Modern day problems sometimes seem almost insurmountable when I take a look back and compare them to earlier times. In school I was always less than an entusiastic student. Generally I was thinking about what we were going to have for lunch and if my mom was going to let me go to the river instead of starting homework as soon as I came home. My motivation was lacking but there was always encouragement from teachers in some form or fashion.
At St. Joseph Catholic School the nuns who were the teaches wouldn't let me out the door if I hadn't finished my work or if they felt I didn't fully understand the lesson. If a parent was outside waiting to pick up a student who was detained after class they had to come in and get the kid and the teacher's version of why the detention was needed. That meant there would be more to come when arriving back home. Not something one would be looking forward to in most cases.
If I received a rap on the knuckles or had a tug on my ear during class it wasn't something I would go home and complain about. As much as it might have hurt I knew what was waiting at home would be far worse and longer lasting. Zero tolerance was the name of the game at home.

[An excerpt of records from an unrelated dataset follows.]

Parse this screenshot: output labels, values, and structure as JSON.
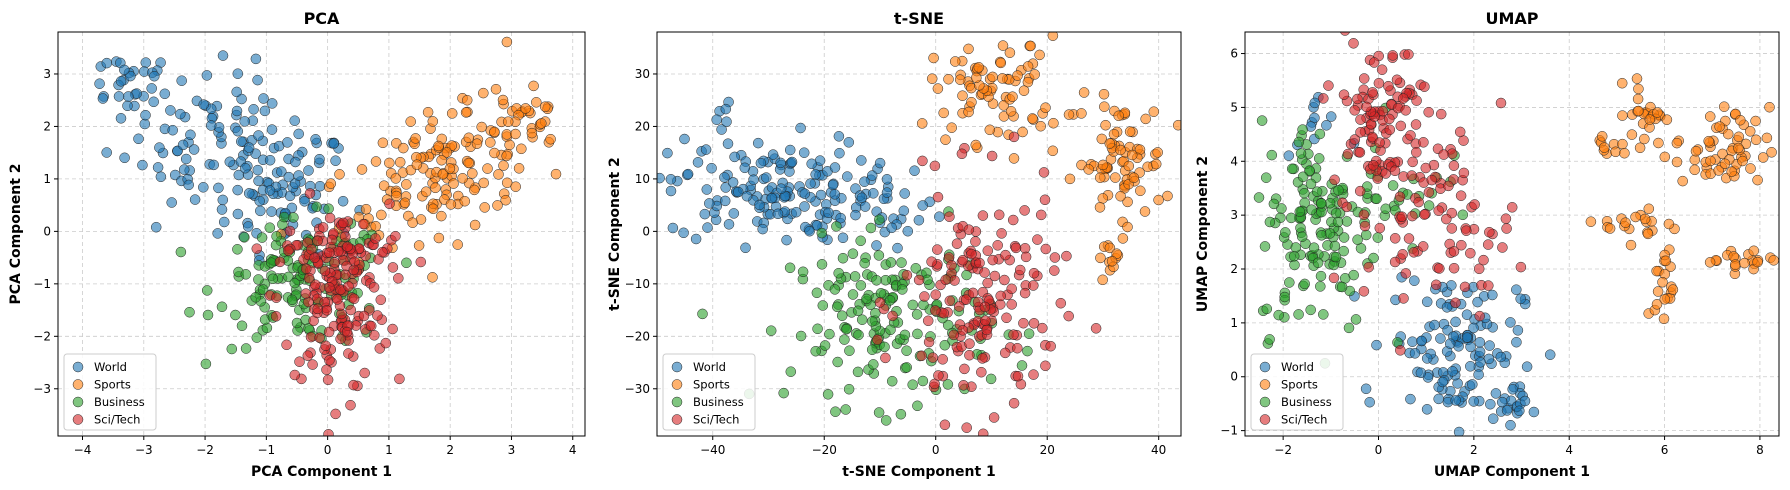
{
  "colors": {
    "World": "#1f77b4",
    "Sports": "#ff7f0e",
    "Business": "#2ca02c",
    "Sci/Tech": "#d62728"
  },
  "legend": [
    "World",
    "Sports",
    "Business",
    "Sci/Tech"
  ],
  "chart_data": [
    {
      "type": "scatter",
      "title": "PCA",
      "xlabel": "PCA Component 1",
      "ylabel": "PCA Component 2",
      "xlim": [
        -4.4,
        4.2
      ],
      "ylim": [
        -3.9,
        3.8
      ],
      "xticks": [
        -4,
        -3,
        -2,
        -1,
        0,
        1,
        2,
        3,
        4
      ],
      "yticks": [
        -3,
        -2,
        -1,
        0,
        1,
        2,
        3
      ],
      "grid": true,
      "legend_position": "lower-left",
      "series": [
        {
          "name": "World",
          "clusters": [
            {
              "cx": -1.6,
              "cy": 1.5,
              "sx": 0.9,
              "sy": 0.7,
              "n": 130,
              "rot": -0.55
            },
            {
              "cx": -3.3,
              "cy": 2.9,
              "sx": 0.4,
              "sy": 0.3,
              "n": 25
            },
            {
              "cx": -0.6,
              "cy": 0.6,
              "sx": 0.5,
              "sy": 0.5,
              "n": 40
            }
          ]
        },
        {
          "name": "Sports",
          "clusters": [
            {
              "cx": 1.9,
              "cy": 1.1,
              "sx": 1.0,
              "sy": 0.5,
              "n": 150,
              "rot": 0.45
            },
            {
              "cx": 3.1,
              "cy": 2.3,
              "sx": 0.4,
              "sy": 0.4,
              "n": 25
            }
          ]
        },
        {
          "name": "Business",
          "clusters": [
            {
              "cx": -0.4,
              "cy": -1.0,
              "sx": 0.7,
              "sy": 0.6,
              "n": 140
            }
          ]
        },
        {
          "name": "Sci/Tech",
          "clusters": [
            {
              "cx": 0.1,
              "cy": -1.3,
              "sx": 0.45,
              "sy": 0.9,
              "n": 150
            },
            {
              "cx": 0.3,
              "cy": -0.4,
              "sx": 0.5,
              "sy": 0.3,
              "n": 40
            }
          ]
        }
      ]
    },
    {
      "type": "scatter",
      "title": "t-SNE",
      "xlabel": "t-SNE Component 1",
      "ylabel": "t-SNE Component 2",
      "xlim": [
        -50,
        44
      ],
      "ylim": [
        -39,
        38
      ],
      "xticks": [
        -40,
        -20,
        0,
        20,
        40
      ],
      "yticks": [
        -30,
        -20,
        -10,
        0,
        10,
        20,
        30
      ],
      "grid": true,
      "legend_position": "lower-left",
      "series": [
        {
          "name": "World",
          "clusters": [
            {
              "cx": -30,
              "cy": 8,
              "sx": 9,
              "sy": 5,
              "n": 150
            },
            {
              "cx": -8,
              "cy": 3,
              "sx": 5,
              "sy": 4,
              "n": 30
            },
            {
              "cx": -38,
              "cy": 21,
              "sx": 1,
              "sy": 2,
              "n": 6
            }
          ]
        },
        {
          "name": "Sports",
          "clusters": [
            {
              "cx": 11,
              "cy": 27,
              "sx": 6,
              "sy": 5,
              "n": 80
            },
            {
              "cx": 33,
              "cy": 13,
              "sx": 4,
              "sy": 6,
              "n": 80
            },
            {
              "cx": 32,
              "cy": -5,
              "sx": 1.5,
              "sy": 1.5,
              "n": 10
            }
          ]
        },
        {
          "name": "Business",
          "clusters": [
            {
              "cx": -8,
              "cy": -17,
              "sx": 9,
              "sy": 8,
              "n": 170
            }
          ]
        },
        {
          "name": "Sci/Tech",
          "clusters": [
            {
              "cx": 8,
              "cy": -14,
              "sx": 7,
              "sy": 11,
              "n": 170
            }
          ]
        }
      ]
    },
    {
      "type": "scatter",
      "title": "UMAP",
      "xlabel": "UMAP Component 1",
      "ylabel": "UMAP Component 2",
      "xlim": [
        -2.8,
        8.4
      ],
      "ylim": [
        -1.1,
        6.4
      ],
      "xticks": [
        -2,
        0,
        2,
        4,
        6,
        8
      ],
      "yticks": [
        -1,
        0,
        1,
        2,
        3,
        4,
        5,
        6
      ],
      "grid": true,
      "legend_position": "lower-left",
      "series": [
        {
          "name": "World",
          "clusters": [
            {
              "cx": 1.6,
              "cy": 0.6,
              "sx": 0.7,
              "sy": 0.7,
              "n": 120
            },
            {
              "cx": 2.7,
              "cy": -0.5,
              "sx": 0.2,
              "sy": 0.15,
              "n": 20
            },
            {
              "cx": -1.3,
              "cy": 4.5,
              "sx": 0.3,
              "sy": 0.4,
              "n": 12
            }
          ]
        },
        {
          "name": "Sports",
          "clusters": [
            {
              "cx": 7.2,
              "cy": 4.2,
              "sx": 0.5,
              "sy": 0.4,
              "n": 60
            },
            {
              "cx": 5.6,
              "cy": 4.9,
              "sx": 0.2,
              "sy": 0.3,
              "n": 25
            },
            {
              "cx": 6.0,
              "cy": 1.7,
              "sx": 0.1,
              "sy": 0.35,
              "n": 20
            },
            {
              "cx": 7.6,
              "cy": 2.2,
              "sx": 0.35,
              "sy": 0.12,
              "n": 20
            },
            {
              "cx": 5.5,
              "cy": 2.8,
              "sx": 0.4,
              "sy": 0.15,
              "n": 20
            },
            {
              "cx": 4.9,
              "cy": 4.3,
              "sx": 0.2,
              "sy": 0.15,
              "n": 10
            }
          ]
        },
        {
          "name": "Business",
          "clusters": [
            {
              "cx": -1.3,
              "cy": 2.8,
              "sx": 0.6,
              "sy": 1.0,
              "n": 140
            },
            {
              "cx": 0.4,
              "cy": 3.5,
              "sx": 0.5,
              "sy": 0.6,
              "n": 30
            }
          ]
        },
        {
          "name": "Sci/Tech",
          "clusters": [
            {
              "cx": 0.0,
              "cy": 4.9,
              "sx": 0.5,
              "sy": 0.7,
              "n": 100
            },
            {
              "cx": 1.3,
              "cy": 2.9,
              "sx": 0.8,
              "sy": 0.8,
              "n": 90
            }
          ]
        }
      ]
    }
  ]
}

When it comes to math I have always been pretty good doing numbers in my head. It came in handy throughout my professional life and beyond. It always amused me when a younger person would ask me how I figured something out in my head. I was left thinking how they had not figured out something so simple in their head. It leaves me sad now as I watch young people struggle to do simple math even with the help of their phone calculator. It has been a running joke for some time on social media but I no longer find it to be funny.
Some of us oldtimers spend way too many hours discussing how things have changed over the last couple generations. I often think how it is unfair that we had things like the Bantex Theater and even a drive-in movie along with a free and open river to enjoy. I will have to admit I don't know if things like that would even interest kids today with the cell phone invention. What's the appropriate age to receive your first phone now? Three or four? Don't laugh. All you need to do is just look around.
Through my young Growing Up In Bandera years I never even wanted to talk on a phone. Well, not until later when I became interested in girls. I truly don't know how I could have fit in my busy schedule of fishing, swimming, playing ball and riding the dusty trails on my bike in this paradise called Bandera.